Time to plough on with lunch. Farage obliterates the G&T and bounces downstairs. The waiter is over like a shot. Farage asks about the special. Crown of grouse, says the waiter. “Oh, I say.” Yet he relents; he has eaten too much grouse lately.

For Farage, it is crispy squid for starters followed by rib-eye steak with chips and peppercorn sauce – “good, simple food”. I order scallops followed by the grouse. Farage insists on sauvignon blanc for both of us to lubricate the starters. We will wash down the main course afterwards with claret.

The PFL is gathering momentum, along with my sense of dread at the potential hangover.

The sauvignon blanc disappears as Farage hopscotches his way through a litany of Anglo-Irish topics. He talks excitedly about John Hemingway, the 104-year-old Dubliner who is the last surviving member of “the Few”, the RAF fighter pilots who fought the Battle of Britain.

Farage says he owns the Crimean War medals and records of an Irish soldier in the British army. “Court martialled eight times for drunkenness,” he exclaims with a throaty cackle.

He is interested in the 1916 Rising. The British, he concedes, “f***ed it up”. He ponders if things might have turned out differently for Irish history if the British hadn’t fed nationalist anger by executing the Rising’s leaders. “Probably not I suppose. But who knows?”

During the EU Lisbon Treaty referendums in Ireland in 2008 and 2009, Farage’s Ukip and its Eurosceptic colleagues in the EU’s parliament were accused of interfering. He proudly recalls marshalling EU cash to pay for a Eurosceptic anti-Lisbon leaflet that was delivered to almost every household in Ireland right before the second vote.

“[Hermann] Kelly and I, my God, we got up to some stunts. We were in a group in the parliament with access to European funds that could be used to spread information about the EU. When they set all of this up, they naturally assumed it would be used to spread positive information. They never factored in someone like me. We got on to the Irish Post Office, and did that huge mailout.”

Farage guffaws at what was blatant interference in domestic Irish affairs. He doesn’t care. The “best bit” of the leaflet was the image of a syringe warning that the EU could force euthanasia on Ireland. He says he was entitled to play rough because the EU did the same to him.
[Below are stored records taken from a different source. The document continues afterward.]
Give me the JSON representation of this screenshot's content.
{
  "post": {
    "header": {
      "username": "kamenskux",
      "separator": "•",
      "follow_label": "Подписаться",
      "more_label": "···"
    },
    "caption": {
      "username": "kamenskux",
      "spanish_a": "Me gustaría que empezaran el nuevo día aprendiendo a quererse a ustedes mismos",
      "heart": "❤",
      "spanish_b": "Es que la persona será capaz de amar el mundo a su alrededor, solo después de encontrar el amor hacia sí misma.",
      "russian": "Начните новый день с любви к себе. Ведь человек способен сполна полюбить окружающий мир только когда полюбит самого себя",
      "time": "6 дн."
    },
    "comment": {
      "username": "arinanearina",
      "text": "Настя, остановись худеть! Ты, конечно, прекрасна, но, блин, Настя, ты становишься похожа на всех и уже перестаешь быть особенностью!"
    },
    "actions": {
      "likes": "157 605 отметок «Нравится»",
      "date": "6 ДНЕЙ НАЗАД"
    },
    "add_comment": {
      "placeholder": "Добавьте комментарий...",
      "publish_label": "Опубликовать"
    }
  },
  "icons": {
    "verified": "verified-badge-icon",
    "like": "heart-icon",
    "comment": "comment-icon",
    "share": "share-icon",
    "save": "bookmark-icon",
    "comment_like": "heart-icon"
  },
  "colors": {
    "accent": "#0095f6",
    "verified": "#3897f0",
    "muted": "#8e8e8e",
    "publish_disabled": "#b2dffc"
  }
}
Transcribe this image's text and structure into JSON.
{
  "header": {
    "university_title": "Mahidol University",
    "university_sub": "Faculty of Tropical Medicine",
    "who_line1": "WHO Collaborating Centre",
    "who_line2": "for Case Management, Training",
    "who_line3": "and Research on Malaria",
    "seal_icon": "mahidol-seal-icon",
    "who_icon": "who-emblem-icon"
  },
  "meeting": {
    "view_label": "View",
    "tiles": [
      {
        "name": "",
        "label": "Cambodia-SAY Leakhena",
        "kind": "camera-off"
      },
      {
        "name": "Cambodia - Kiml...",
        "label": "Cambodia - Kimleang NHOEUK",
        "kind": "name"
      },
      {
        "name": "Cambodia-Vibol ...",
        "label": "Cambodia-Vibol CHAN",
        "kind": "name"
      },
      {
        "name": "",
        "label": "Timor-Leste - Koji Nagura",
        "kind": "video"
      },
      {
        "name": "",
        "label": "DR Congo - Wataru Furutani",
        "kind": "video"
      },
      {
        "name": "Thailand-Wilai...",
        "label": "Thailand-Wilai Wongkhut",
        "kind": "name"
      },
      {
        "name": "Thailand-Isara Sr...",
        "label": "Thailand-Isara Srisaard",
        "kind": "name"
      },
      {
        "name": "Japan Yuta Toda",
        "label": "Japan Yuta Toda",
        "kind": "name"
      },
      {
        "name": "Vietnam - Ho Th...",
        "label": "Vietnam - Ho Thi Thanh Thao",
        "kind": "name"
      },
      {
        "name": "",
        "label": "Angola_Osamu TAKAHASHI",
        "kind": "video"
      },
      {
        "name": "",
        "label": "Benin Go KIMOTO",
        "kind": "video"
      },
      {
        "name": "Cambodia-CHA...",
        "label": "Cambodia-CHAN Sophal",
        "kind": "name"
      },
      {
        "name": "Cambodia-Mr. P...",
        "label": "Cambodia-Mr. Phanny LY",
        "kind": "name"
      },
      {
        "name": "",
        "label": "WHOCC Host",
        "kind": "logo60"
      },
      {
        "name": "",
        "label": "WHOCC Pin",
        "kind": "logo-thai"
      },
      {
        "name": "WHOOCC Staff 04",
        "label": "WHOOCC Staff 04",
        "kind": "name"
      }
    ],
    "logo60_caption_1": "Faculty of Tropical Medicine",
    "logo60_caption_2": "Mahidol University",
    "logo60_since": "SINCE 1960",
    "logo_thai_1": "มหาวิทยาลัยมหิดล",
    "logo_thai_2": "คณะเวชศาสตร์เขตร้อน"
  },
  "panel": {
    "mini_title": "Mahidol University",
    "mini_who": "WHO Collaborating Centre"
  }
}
“I remember 50 of us having a party in the press bar in Strasbourg [after Dutch voters had rejected the forerunner to Lisbon]. Walking down the corridor was Jo Leinen, a dour German socialist, a senior dude in the EU. I said ‘Jo will you join us for a glass of champagne to celebrate this outbreak of national democracy?’ He said ‘you can have your little victory. We have 50 different ways to win’”.

Farage says this exchange convinced him the EU project is “vile. It’s evil. It’s awful. It’s not even undemocratic. It’s anti-democratic. They want a superstate.”
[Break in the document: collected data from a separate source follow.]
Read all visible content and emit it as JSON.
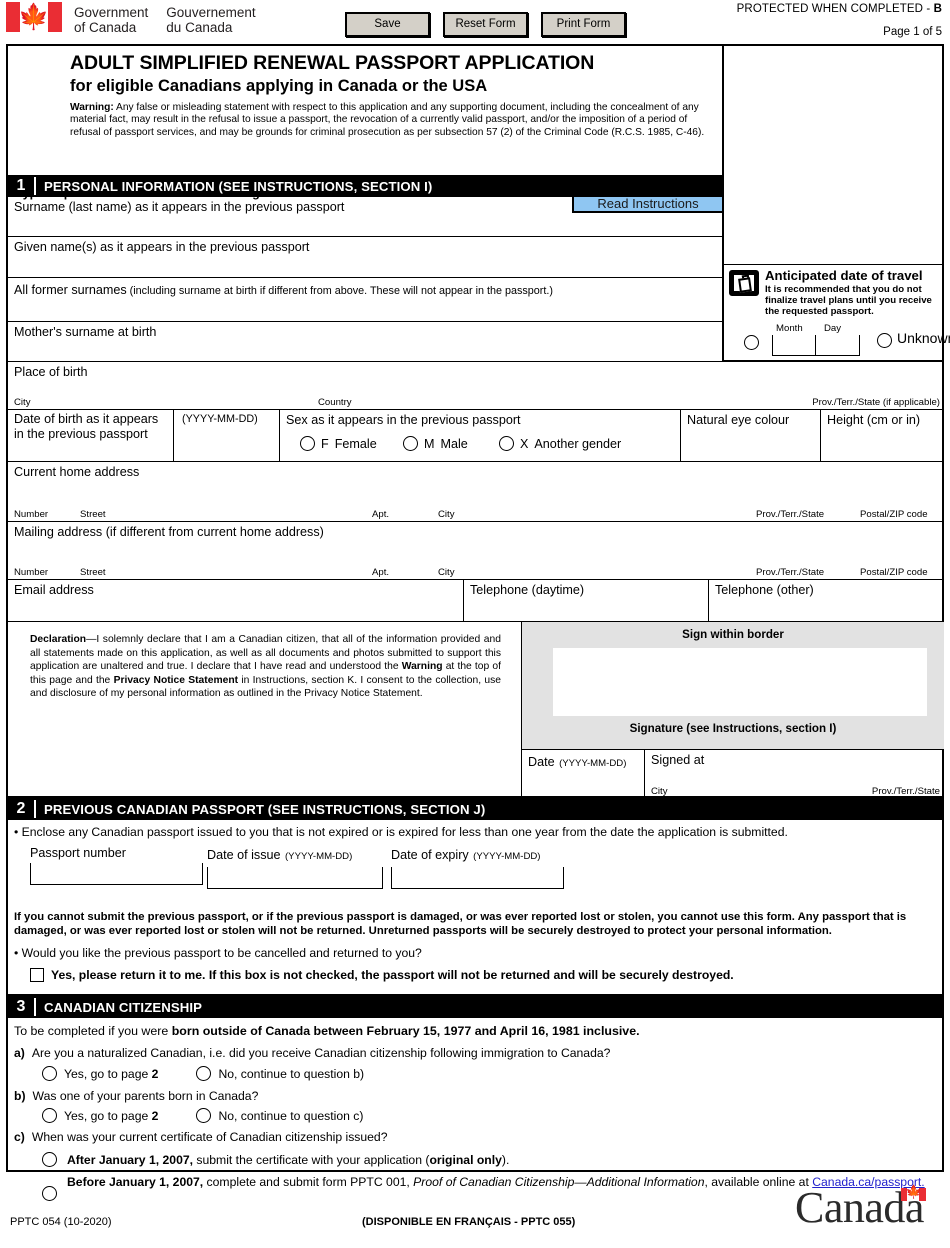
{
  "header": {
    "gov_en_line1": "Government",
    "gov_en_line2": "of Canada",
    "gov_fr_line1": "Gouvernement",
    "gov_fr_line2": "du Canada",
    "flag_icon": "canada-flag-icon",
    "buttons": {
      "save": "Save",
      "reset": "Reset Form",
      "print": "Print Form"
    },
    "protected_prefix": "PROTECTED WHEN COMPLETED - ",
    "protected_level": "B",
    "page_number": "Page 1 of 5"
  },
  "title": {
    "line1": "ADULT SIMPLIFIED RENEWAL PASSPORT APPLICATION",
    "line2": "for eligible Canadians applying in Canada or the USA",
    "warning_label": "Warning:",
    "warning_text": " Any false or misleading statement with respect to this application and any supporting document, including the concealment of any material fact, may result in the refusal to issue a passport, the revocation of a currently valid passport, and/or the imposition of a period of refusal of passport services, and may be grounds for criminal prosecution as per subsection 57 (2) of the Criminal Code (R.C.S. 1985, C-46).",
    "type_instruction": "Type or print in CAPITAL LETTERS using black or dark blue ink.",
    "read_instructions": "Read Instructions"
  },
  "travel": {
    "icon": "suitcase-icon",
    "title": "Anticipated date of travel",
    "note": "It is recommended that you do not finalize travel plans until you receive the requested passport.",
    "month_label": "Month",
    "day_label": "Day",
    "unknown_label": "Unknown"
  },
  "section1": {
    "number": "1",
    "title": "PERSONAL INFORMATION (SEE INSTRUCTIONS, SECTION I)",
    "surname": "Surname (last name) as it appears in the previous passport",
    "given_names": "Given name(s) as it appears in the previous passport",
    "former_surnames_bold": "All former surnames",
    "former_surnames_rest": " (including surname at birth if different from above. These will not appear in the passport.)",
    "mothers_surname": "Mother's surname at birth",
    "place_of_birth": "Place of birth",
    "city": "City",
    "country": "Country",
    "prov_state_applicable": "Prov./Terr./State (if applicable)",
    "dob_label": "Date of birth as it appears in the previous passport",
    "dob_format": "(YYYY-MM-DD)",
    "sex_label": "Sex as it appears in the previous passport",
    "sex_options": [
      {
        "code": "F",
        "label": "Female"
      },
      {
        "code": "M",
        "label": "Male"
      },
      {
        "code": "X",
        "label": "Another gender"
      }
    ],
    "eye_colour": "Natural eye colour",
    "height": "Height (cm or in)",
    "current_home_address": "Current home address",
    "mailing_address": "Mailing address (if different from current home address)",
    "addr_number": "Number",
    "addr_street": "Street",
    "addr_apt": "Apt.",
    "addr_city": "City",
    "addr_prov": "Prov./Terr./State",
    "addr_postal": "Postal/ZIP code",
    "email": "Email address",
    "phone_daytime": "Telephone (daytime)",
    "phone_other": "Telephone (other)",
    "declaration_label": "Declaration",
    "declaration_text_1": "—I solemnly declare that I am a Canadian citizen, that all of the information provided and all statements made on this application, as well as all documents and photos submitted to support this application are unaltered and true. I declare that I have read and understood the ",
    "declaration_warning": "Warning",
    "declaration_text_2": " at the top of this page and the ",
    "declaration_privacy": "Privacy Notice Statement",
    "declaration_text_3": " in Instructions, section K. I consent to the collection, use and disclosure of my personal information as outlined in the Privacy Notice Statement.",
    "sign_within_border": "Sign within border",
    "signature_caption": "Signature (see Instructions, section I)",
    "date_label": "Date",
    "date_format": "(YYYY-MM-DD)",
    "signed_at": "Signed at",
    "signed_city": "City",
    "signed_prov": "Prov./Terr./State"
  },
  "section2": {
    "number": "2",
    "title": "PREVIOUS CANADIAN PASSPORT (SEE INSTRUCTIONS, SECTION J)",
    "bullet1": "• Enclose any Canadian passport issued to you that is not expired or is expired for less than one year from the date the application is submitted.",
    "passport_number": "Passport number",
    "date_of_issue": "Date of issue",
    "date_of_issue_format": "(YYYY-MM-DD)",
    "date_of_expiry": "Date of expiry",
    "date_of_expiry_format": "(YYYY-MM-DD)",
    "notice": "If you cannot submit the previous passport, or if the previous passport is damaged, or was ever reported lost or stolen, you cannot use this form. Any passport that is damaged, or was ever reported lost or stolen will not be returned. Unreturned passports will be securely destroyed to protect your personal information.",
    "bullet2": "• Would you like the previous passport to be cancelled and returned to you?",
    "checkbox_label": "Yes, please return it to me. If this box is not checked, the passport will not be returned and will be securely destroyed."
  },
  "section3": {
    "number": "3",
    "title": "CANADIAN CITIZENSHIP",
    "intro_plain": "To be completed if you were ",
    "intro_bold": "born outside of Canada between February 15, 1977 and April 16, 1981 inclusive.",
    "qa_letter": "a)",
    "qa_text": "Are you a naturalized Canadian, i.e. did you receive Canadian citizenship following immigration to Canada?",
    "qa_yes_pre": "Yes, go to page ",
    "qa_yes_bold": "2",
    "qa_no": "No, continue to question b)",
    "qb_letter": "b)",
    "qb_text": "Was one of your parents born in Canada?",
    "qb_yes_pre": "Yes, go to page ",
    "qb_yes_bold": "2",
    "qb_no": "No, continue to question c)",
    "qc_letter": "c)",
    "qc_text": "When was your current certificate of Canadian citizenship issued?",
    "opt_after_bold": "After January 1, 2007,",
    "opt_after_rest": " submit the certificate with your application (",
    "opt_after_bold2": "original only",
    "opt_after_end": ").",
    "opt_before_bold": "Before January 1, 2007,",
    "opt_before_rest": " complete and submit form PPTC 001, ",
    "opt_before_italic": "Proof of Canadian Citizenship—Additional Information",
    "opt_before_rest2": ", available online at ",
    "opt_before_link": "Canada.ca/passport."
  },
  "footer": {
    "form_code": "PPTC 054 (10-2020)",
    "french_note": "(DISPONIBLE EN FRANÇAIS - PPTC 055)",
    "wordmark": "Canada",
    "wordmark_flag": "canada-flag-icon"
  }
}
He has sung the same tune for decades. He rejects the obvious retort that the EU has, plainly, been a driver of prosperity in Ireland. He argues it would have happened anyway. We waste much time, and claret, debating it. Neither sways the other.
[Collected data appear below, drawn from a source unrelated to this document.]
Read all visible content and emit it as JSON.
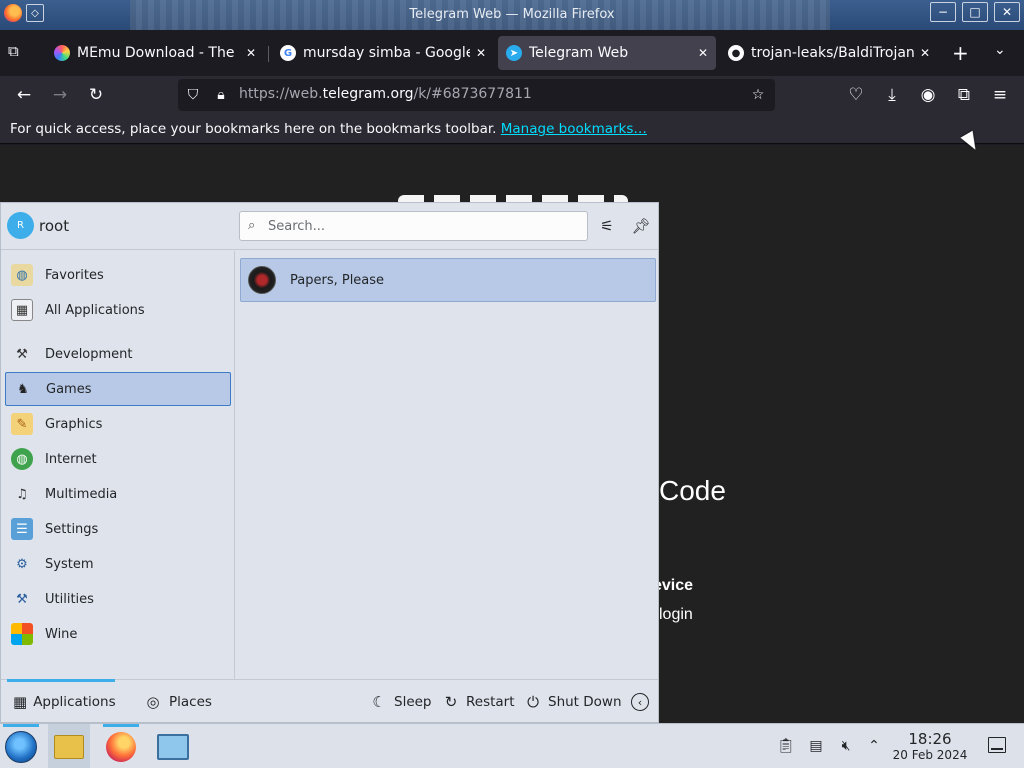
{
  "window": {
    "title": "Telegram Web — Mozilla Firefox",
    "controls": {
      "minimize": "−",
      "maximize": "□",
      "close": "✕"
    }
  },
  "tabs": [
    {
      "label": "MEmu Download - The Be",
      "icon": "memu-icon",
      "active": false
    },
    {
      "label": "mursday simba - Google",
      "icon": "google-icon",
      "active": false
    },
    {
      "label": "Telegram Web",
      "icon": "telegram-icon",
      "active": true
    },
    {
      "label": "trojan-leaks/BaldiTrojan-",
      "icon": "github-icon",
      "active": false
    }
  ],
  "tab_close_glyph": "✕",
  "new_tab_glyph": "+",
  "tab_list_glyph": "⌄",
  "navbar": {
    "url_prefix": "https://web.",
    "url_domain": "telegram.org",
    "url_path": "/k/#6873677811"
  },
  "bookmarks_toolbar": {
    "text": "For quick access, place your bookmarks here on the bookmarks toolbar.",
    "link": "Manage bookmarks…"
  },
  "telegram_page": {
    "heading_fragment": "Code",
    "device_fragment": "evice",
    "login_fragment": "login"
  },
  "launcher": {
    "user": {
      "initial": "R",
      "name": "root"
    },
    "search": {
      "placeholder": "Search..."
    },
    "categories": [
      {
        "label": "Favorites",
        "icon": "favorites-icon",
        "selected": false
      },
      {
        "label": "All Applications",
        "icon": "all-applications-icon",
        "selected": false
      },
      {
        "label": "Development",
        "icon": "development-icon",
        "selected": false
      },
      {
        "label": "Games",
        "icon": "games-icon",
        "selected": true
      },
      {
        "label": "Graphics",
        "icon": "graphics-icon",
        "selected": false
      },
      {
        "label": "Internet",
        "icon": "internet-icon",
        "selected": false
      },
      {
        "label": "Multimedia",
        "icon": "multimedia-icon",
        "selected": false
      },
      {
        "label": "Settings",
        "icon": "settings-icon",
        "selected": false
      },
      {
        "label": "System",
        "icon": "system-icon",
        "selected": false
      },
      {
        "label": "Utilities",
        "icon": "utilities-icon",
        "selected": false
      },
      {
        "label": "Wine",
        "icon": "wine-icon",
        "selected": false
      }
    ],
    "apps": [
      {
        "label": "Papers, Please",
        "icon": "papers-please-icon"
      }
    ],
    "bottom_tabs": {
      "applications": "Applications",
      "places": "Places"
    },
    "power": {
      "sleep": "Sleep",
      "restart": "Restart",
      "shutdown": "Shut Down"
    }
  },
  "taskbar": {
    "clock": {
      "time": "18:26",
      "date": "20 Feb 2024"
    }
  },
  "colors": {
    "accent": "#3daee9",
    "selection_bg": "#b7c9e6",
    "selection_border": "#3d7bc4",
    "firefox_dark": "#1c1b22",
    "firefox_toolbar": "#2b2a33",
    "active_tab": "#42414d",
    "link": "#00ddff",
    "launcher_bg": "#dfe4ec"
  }
}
Farage says he is still in touch with Declan Ganley, the prominent anti-Lisbon campaigner from the first, defeated Lisbon referendum. “He wants me to go shooting snipe with him this autumn,” he says. He often visits friends in Ireland. People are “inquisitive” when they spot him in Dublin pubs. “One or two are rude but most people aren’t.”

Closer to home, in Britain, he is more careful about where he goes due to his notoriety.

“I’ve got four or five places I like to go. I want to avoid aggro from fanatical Remainers and globalists. Other people try to love you to death. I don’t use public transport. You can’t live a normal life.”

Aside from Brexit, some of his other interventions in British politics in recent years have been significant. He helped to fatally weaken Theresa May as prime minister when his Brexit Party outflanked the Tories in 2019 EU elections. A week later he met Johnson’s father, Stanley Johnson, in Boisdale. “He shook my hand and said ‘thank you, thank you Nigel. Boris is going to be PM, now, isn’t he?’”

Farage has only a “reasonable” relationship with the ousted Johnson. He says he “always knew Johnson would fail ... He is lazy, doesn’t read his briefs.”

What does he think of Johnson as a politician and as a man? “Two different questions. As a person? I first met him 30 years ago. There are a bizarre set of insecurities in him. The private Boris is different from the public one. He’s much more introverted in private, but still fun to be with,” he says.

“But politically he doesn’t believe in anything,” says Farage, who is a true apostle of Thatcherite economics.

“Boris is pretty much metropolitan elite. Not particularly conservative at all. But I am very grateful he joined Leave. We needed Boris. We needed a bit of [cross-party member of the House of Lords] Kate Hoey too. Boris was popular in Surrey and Cheshire, people who were middle class with a bit of money. He reassured those voters in a way that I couldn’t.”

He continues: “Kate was the most important for reaching Labour voters. Had it been just me, Leave would have only got 44 per cent. We wouldn’t have won [without them].” Hoey served in Tony Blair’s government in the 1990s. She stepped down as a Labour MP at the 2019 Westminster election. A strong supporter of Brexit, the Co Antrim-born politician was given a peerage by Johnson.

The Brexit vote partly inspired Donald Trump’s campaign for US president in 2016. Farage jumped on the anti-immigrant, populist Trump train long before it had gathered enough steam to plough to the White House. He campaigned early for Trump, becoming popular on the US Republican Party’s right wing. Farage and Trump have remained close ever since.

“You’ll never get me on Trump. The reason we’ve stayed friends all this time is that I never disclose anything. That’s good for him. He’s surrounded by people selling stories off the back of him. So I’ve kept that relationship as it is.”

Assuming he wins the nomination, does he think Trump will beat president Joe Biden?

“Biden will not be the candidate,” he insists. “[His health] is getting worse quickly. His party knows it. He’s an embarrassment to the party and to the country. It’s over for him.”

But what if it’s not, and Biden is actually fine? “He’s not. He talks cobblers half the time.”

Farage reckons Trump has a “better than 50 per cent” chance of winning the presidency. He has one “concern”, however. “Georgia,” he says, referencing the legal case against Trump in the southern state over allegations that he tried to force officials to “find” votes to defeat Biden in 2020.

Farage’s relationship with Trump was so close after his presidential victory that there were rumours (probably welcomed by his friends) that he could even be appointed US ambassador. He says he is “disappointed” that the British government didn’t capitalise on his access to Trump by giving him a formal job.

US ambassador would always have been controversial, he concedes. “But maybe they could have made me an envoy or something. But they didn’t, because the Foreign Office hate me.”

He is also said to have been blocked in recent years for an honour or peerage. “I don’t care,” he says, not that convincingly.

His self-confidence in his ability to spot political trends is undimmed.

“The rightward political shifts we have seen in recent years are here to stay. Sometimes I can see ahead. It sounds crackers, and I’m not saying I’m David Icke. But sometimes I can see the direction of travel.”

The claret bottle empty, the G&Ts demolished, the sauvignon gone too, the direction of travel for Farage is off to meet someone else, before heading to GB News where he will do his latest show, apparently unsloshed. For his lunch companion, the only direction of travel is home to pick up the pieces the next morning.